Lorsque cette nouvelle est parvenue au Petit Journal, il y a quelques jours, son correspondant à Sorel a obtenu des informations intéressantes et exclusives concernant les travaux préparatoires à l’établissement d’une base de l’empire dans les îles de Sorel.

SOREL, 16. (Spécial au Petit Journal.) — Sept navires mouillent déjà le long de l’île de Grâce. Depuis quelques semaines, on est à draguer certaines embouchures peu profondes entre les 52 îles de Sorel, afin que les navires qui y viendront puissent passer et prendre place dans les eaux profondes des chenaux.
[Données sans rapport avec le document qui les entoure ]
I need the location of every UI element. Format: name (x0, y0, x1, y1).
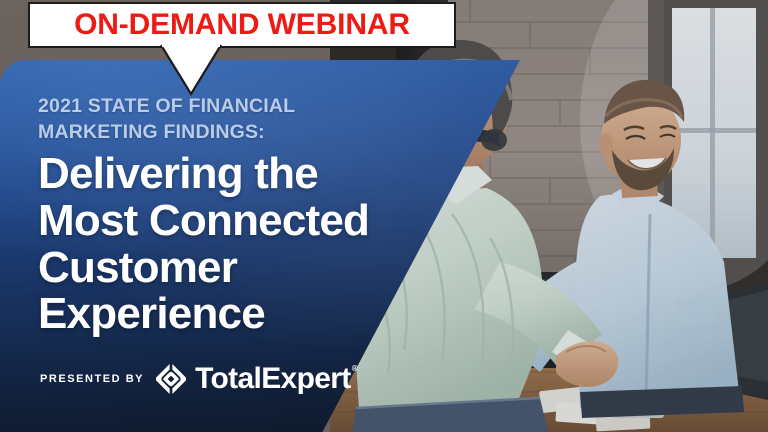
on-demand-webinar-banner: ON-DEMAND WEBINAR (28, 2, 456, 48)
presented-by-label: PRESENTED BY (40, 373, 144, 385)
hero-eyebrow-line-2: MARKETING FINDINGS: (38, 121, 265, 143)
hero-headline: Delivering the Most Connected Customer E… (38, 151, 458, 338)
totalexpert-wordmark-text: TotalExpert (195, 362, 351, 395)
hero-eyebrow-line-1: 2021 STATE OF FINANCIAL (38, 95, 295, 117)
banner-speech-tail (160, 44, 222, 96)
hero-headline-line-3: Customer (38, 245, 458, 292)
totalexpert-wordmark: TotalExpert® (195, 364, 351, 394)
hero-headline-line-1: Delivering the (38, 151, 458, 198)
hero-headline-line-4: Experience (38, 291, 458, 338)
hero-text-block: 2021 STATE OF FINANCIAL MARKETING FINDIN… (38, 94, 458, 338)
on-demand-webinar-label: ON-DEMAND WEBINAR (74, 10, 410, 40)
webinar-promo-banner: 2021 STATE OF FINANCIAL MARKETING FINDIN… (0, 0, 768, 432)
totalexpert-diamond-logo-icon (154, 362, 188, 396)
hero-eyebrow: 2021 STATE OF FINANCIAL MARKETING FINDIN… (38, 94, 458, 145)
presenter-lockup: PRESENTED BY (40, 362, 351, 396)
totalexpert-logo: TotalExpert® (154, 362, 351, 396)
trademark-symbol: ® (352, 365, 358, 373)
hero-headline-line-2: Most Connected (38, 198, 458, 245)
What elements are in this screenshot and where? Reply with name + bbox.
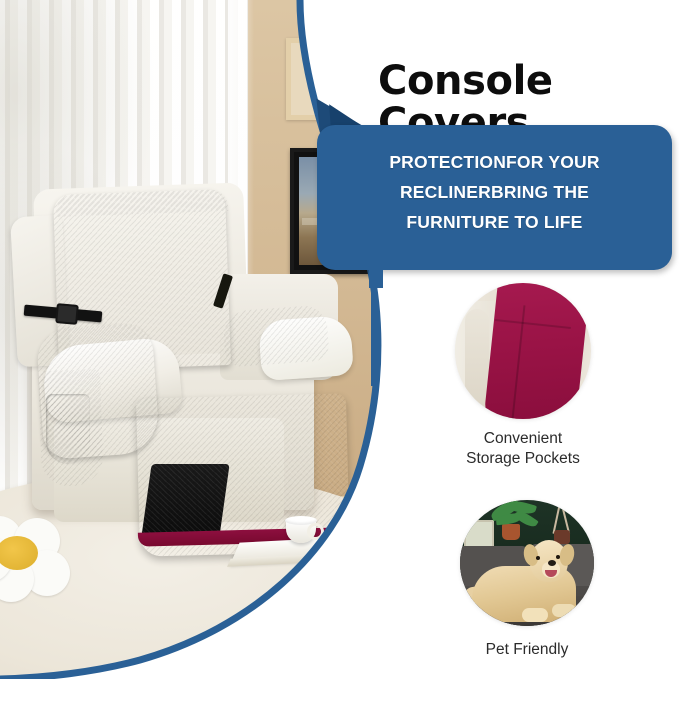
promo-line-2: RECLINERBRING THE	[337, 177, 652, 207]
promo-banner-text: PROTECTIONFOR YOUR RECLINERBRING THE FUR…	[337, 147, 652, 237]
daisy-cushion	[0, 516, 70, 602]
cover-arm-right	[222, 304, 330, 367]
feature-storage-pockets-caption: Convenient Storage Pockets	[455, 429, 591, 469]
caption-line-1: Pet Friendly	[460, 640, 594, 660]
promo-banner: PROTECTIONFOR YOUR RECLINERBRING THE FUR…	[317, 125, 672, 270]
strap-buckle	[55, 303, 79, 325]
cover-storage-pocket	[46, 394, 90, 464]
feature-storage-pockets: Convenient Storage Pockets	[455, 283, 591, 469]
books-stack	[230, 537, 342, 564]
feature-pet-friendly: Pet Friendly	[460, 500, 594, 660]
feature-pet-friendly-image	[460, 500, 594, 626]
feature-storage-pockets-image	[455, 283, 591, 419]
vertical-divider-line	[371, 266, 377, 386]
marketing-image: Console Covers PROTECTIONFOR YOUR RECLIN…	[0, 0, 679, 679]
caption-line-2: Storage Pockets	[455, 449, 591, 469]
promo-line-1: PROTECTIONFOR YOUR	[337, 147, 652, 177]
promo-line-3: FURNITURE TO LIFE	[337, 207, 652, 237]
feature-pet-friendly-caption: Pet Friendly	[460, 640, 594, 660]
recliner-chair	[10, 190, 358, 550]
caption-line-1: Convenient	[455, 429, 591, 449]
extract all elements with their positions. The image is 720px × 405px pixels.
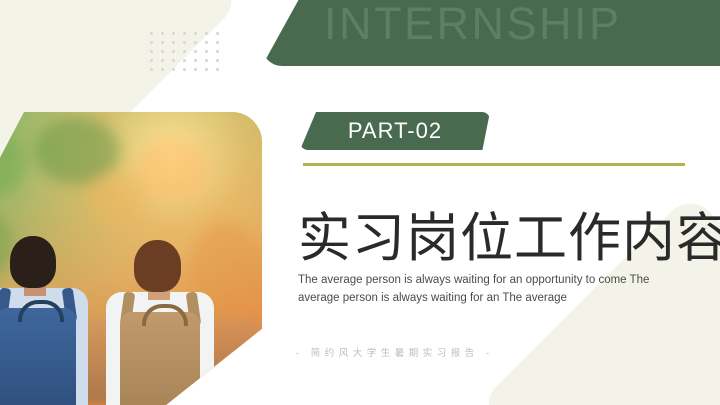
grid-dot: [150, 68, 153, 71]
page-title: 实习岗位工作内容: [298, 208, 720, 270]
bokeh-blob: [134, 138, 210, 200]
grid-dot: [194, 50, 197, 53]
banner-watermark-text: INTERNSHIP: [324, 0, 622, 52]
grid-dot: [216, 41, 219, 44]
grid-dot: [216, 32, 219, 35]
grid-dot: [161, 41, 164, 44]
grid-dot: [150, 41, 153, 44]
grid-dot: [172, 41, 175, 44]
grid-dot: [194, 41, 197, 44]
header-banner-clip: INTERNSHIP: [262, 0, 720, 66]
grid-dot: [150, 59, 153, 62]
grid-dot: [194, 68, 197, 71]
student-left-backpack: [0, 308, 76, 405]
grid-dot: [183, 32, 186, 35]
grid-dot: [161, 59, 164, 62]
grid-dot: [172, 32, 175, 35]
grid-dot: [194, 32, 197, 35]
student-right-head: [134, 240, 181, 292]
grid-dot: [183, 41, 186, 44]
grid-dot: [216, 59, 219, 62]
title-rule-divider: [303, 163, 685, 166]
grid-dot: [205, 50, 208, 53]
grid-dot: [161, 68, 164, 71]
grid-dot: [150, 32, 153, 35]
hero-photo-image: [0, 112, 262, 405]
subtitle-paragraph: The average person is always waiting for…: [298, 271, 670, 307]
footer-note: - 简约风大学生暑期实习报告 -: [296, 345, 494, 359]
grid-dot: [194, 59, 197, 62]
grid-dot: [205, 41, 208, 44]
grid-dot: [205, 59, 208, 62]
student-left-head: [10, 236, 56, 288]
grid-dot: [172, 68, 175, 71]
grid-dot: [205, 32, 208, 35]
grid-dot: [161, 50, 164, 53]
dot-grid-decoration: [150, 32, 227, 77]
grid-dot: [216, 68, 219, 71]
grid-dot: [150, 50, 153, 53]
grid-dot: [172, 50, 175, 53]
grid-dot: [205, 68, 208, 71]
grid-dot: [183, 59, 186, 62]
grid-dot: [183, 68, 186, 71]
grid-dot: [216, 50, 219, 53]
grid-dot: [161, 32, 164, 35]
bokeh-blob: [88, 172, 146, 224]
grid-dot: [172, 59, 175, 62]
part-badge-label: PART-02: [300, 112, 490, 150]
hero-photo: [0, 112, 262, 405]
slide-canvas: INTERNSHIP: [0, 0, 720, 405]
grid-dot: [183, 50, 186, 53]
Il y a quelques années que des dragues sont en repos dans le Chenal du Moyne, à Ste-Anne de Sorel. On assure qu’au cours de l’été plus de 600 hommes seront en service dans les îles de Sorel pour assurer la surveillance des navires qui y jetteront l’ancre. On construira aussi un lit de lancement mobile, du côté nord de l’île de Grâce, afin de monter sur la terre ferme les navires qui auront besoin de réparations.

Les ouvriers qui circulent dans Sorel disent que ces navires de Guerre seront réparés et qu’avant de les transformer on attendra la fin de la guerre dans le Pacifique. Tous les jours, de nouveaux navires arrivent dans les parages de l’île de Grâce. Ils quittent le chenal ordinaire, en sortant du lac St-Pierre, pour se diriger un peu vers le nord et prendre place entre l’île de Grâce et l’île aux Ours. L’automobiliste qui se dirige le long du St-Laurent, de Sorel à Ste-Anne, peut voir ces navires placés deux à deux près d’une île sise au nord du chenal habituel.

Les navires prendront place dans tous les endroits où l’eau profonde permettra leur séjour, là où il ne manque que quelques pieds en profondeur, on creusera au moyen de dragues mécaniques, le fond du fleuve à cet endroit est de sable et de glaise, et il ne sera pas nécessaire de dynamiter.